When I condole over his father’s death, he smiles and tells me that his paternal grandmother lost all three of her sons within the span of five years. All of them had been in the police force, though not all were killed in the line of duty.
“One of my uncles, who had been posted at the Zaman Town police station, died in a road accident in 2012 and the same year the other one couldn’t survive a heart attack. When I lose all my fortitude mourning my father’s sudden and brutal death, I look to my Daadi who has lost three sons. That gives me some courage to bear this loss,” he says, breaking down.
Hamza’s story is one of far too many. Since September 2013, Karachi has lost 313 policemen. From terrorist attacks to deadly encounters with gangsters, from daily clashes with street criminals to being targets of hitmen associated with political groups, the Karachi police are passing through a bloody and challenging phase.
Television anchors and politicians may wax lyrical about policemen’s bravery and courage on Yaum-i-Shuhada, or the day of the fallen, being marked today [Aug 4]. Yet the unfortunate truth is that these heroes are not respected on the streets. In fact, citizens still see them as a source of harassment rather than protection. The constant threat to their live has not changed the reputation of the average policeman.
Policemen agree that they feel “disrespected” by the common man despite so many “sacrifices.” But very few of them blame their own community.
A station house officer in East district of Karachi’s police organisational structure is one of those few. “Whether they are mugged at gunpoint or their house is robbed by bandits, people in the city generally avoid lodging a case with the police, as they know they will then end up paying the police in addition to what they have lost already,” he says forthrightly.

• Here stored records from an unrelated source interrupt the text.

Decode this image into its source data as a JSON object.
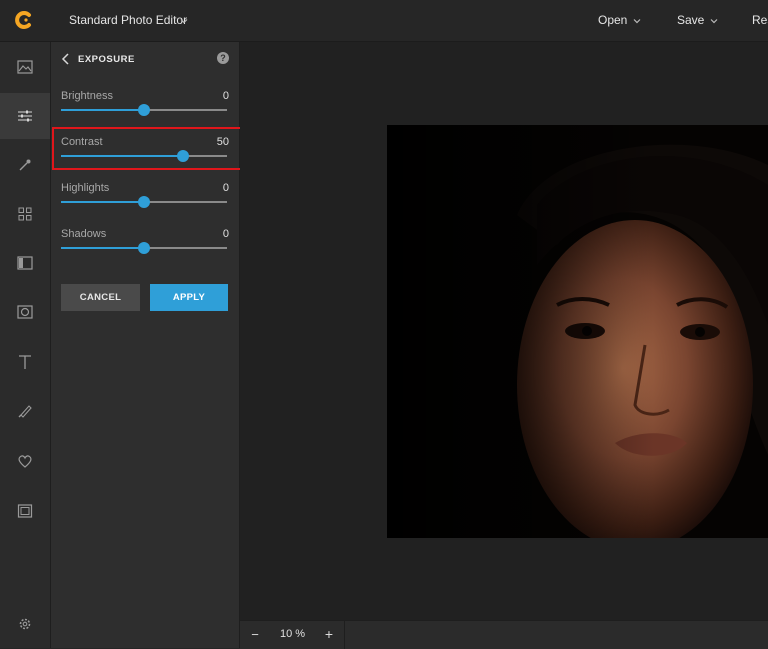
{
  "header": {
    "logo": "app-logo",
    "app_title": "Standard Photo Editor",
    "menu": [
      {
        "label": "Open"
      },
      {
        "label": "Save"
      },
      {
        "label": "Res"
      }
    ]
  },
  "toolbar_icons": [
    "image-icon",
    "sliders-icon",
    "magic-wand-icon",
    "grid-icon",
    "frame-split-icon",
    "vignette-icon",
    "text-icon",
    "brush-icon",
    "heart-icon",
    "border-icon",
    "settings-icon"
  ],
  "panel": {
    "title": "EXPOSURE",
    "sliders": [
      {
        "label": "Brightness",
        "value": "0",
        "fraction": 0.5
      },
      {
        "label": "Contrast",
        "value": "50",
        "fraction": 0.735
      },
      {
        "label": "Highlights",
        "value": "0",
        "fraction": 0.5
      },
      {
        "label": "Shadows",
        "value": "0",
        "fraction": 0.5
      }
    ],
    "cancel_label": "CANCEL",
    "apply_label": "APPLY"
  },
  "zoom": {
    "minus": "−",
    "value": "10 %",
    "plus": "+"
  },
  "colors": {
    "accent": "#2f9fd8",
    "highlight": "#e0161b",
    "logo": "#f5a623"
  }
}
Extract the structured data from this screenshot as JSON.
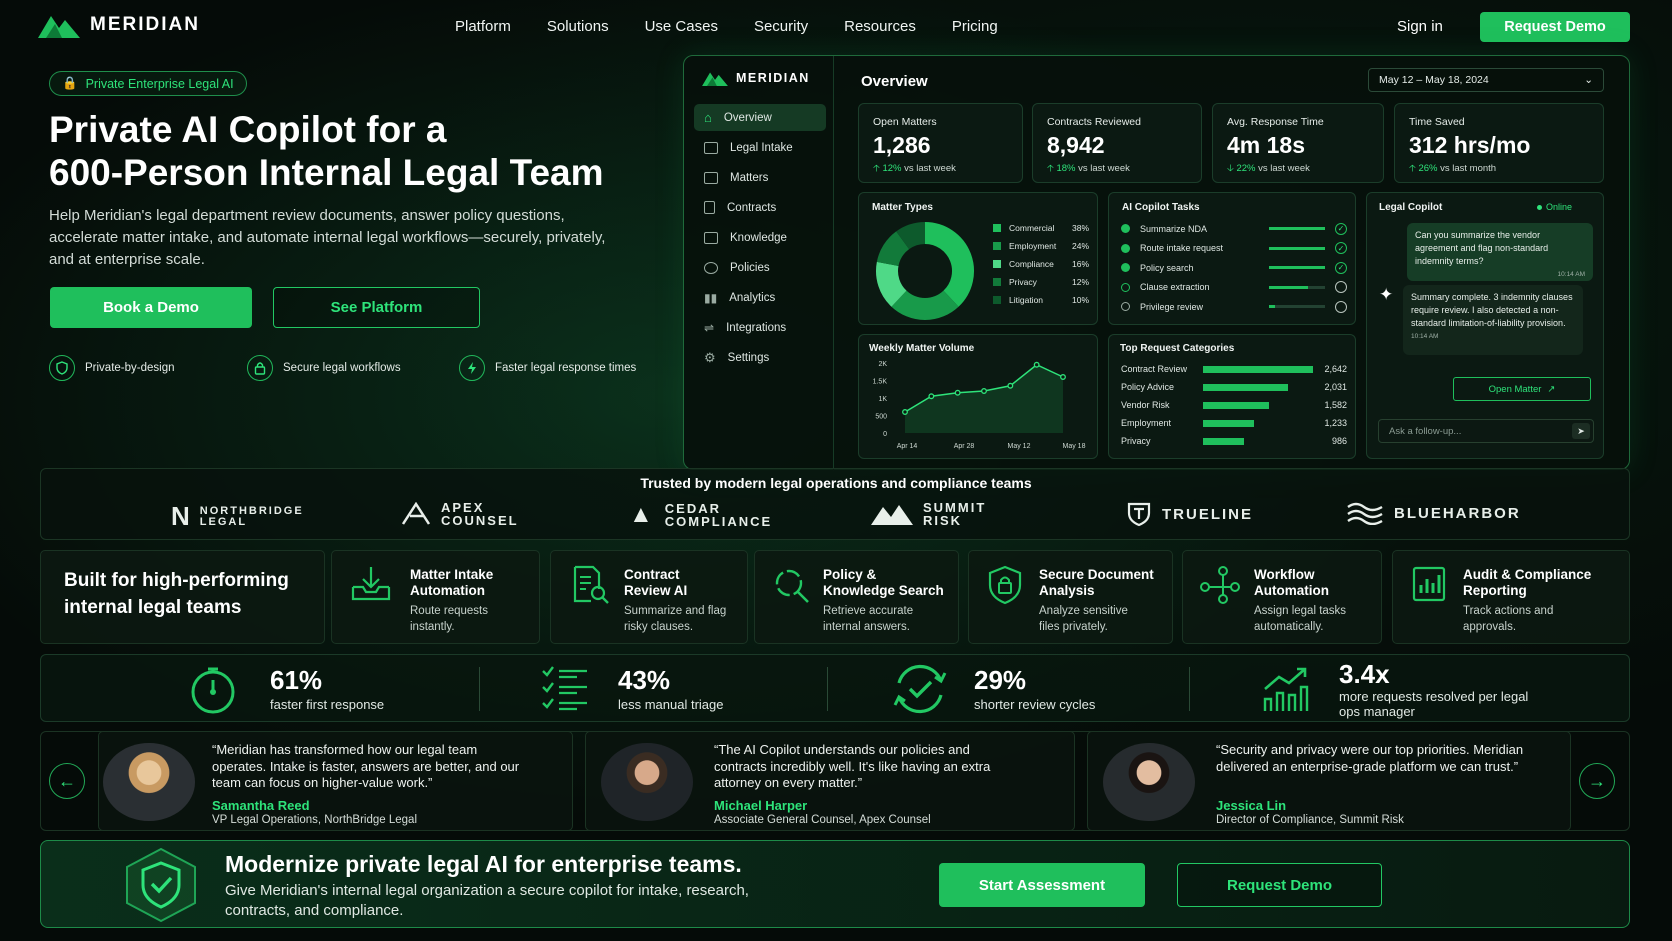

He shows me a handwritten letter from the widow of one of his “martyred colleagues” sent in early 2016. The letter lays out many factors that lead to the lack of respect for the Karachi police. It calls for the overhaul of the law enforcement agency so its personnel can be regarded as heroes during their lives, not after tragic deaths.
“She wants me to deliver it to the authorities directly,” says the officer. “In our society you can imagine how difficult it’s for a widow to live life with three kids. But being the widow of a policeman is even more difficult. First, the compensation owed to her was delayed, then she felt harassed by the colleagues of her deceased husband. It’s pathetic.”
The authorities’ move to mark Yaum-i-Shuhada as a tribute is welcomed by civil society and the families of slain personnel. But conversations with the relevant officials and the man on the street suggest that a lot more is needed to build the Karachi police as an institution.
Hamza, the son of slain constable Muhammad Afzal, for example, calls for more reform rather than marking a day for martyrs. Then, he says, the families of slain personnel may find some solace and people would regard the men in uniform as their protectors.
“So much happened after my father’s killing and I was in a fix about whether or not to join the police,” he recalls. “A friend of Abbu came to me and advised that I should join the force. We live in police quarters and he said that if I didn’t join the police, I would be giving up shelter for my widowed mother and three younger siblings. My father’s status as a martyr would not be sufficient.”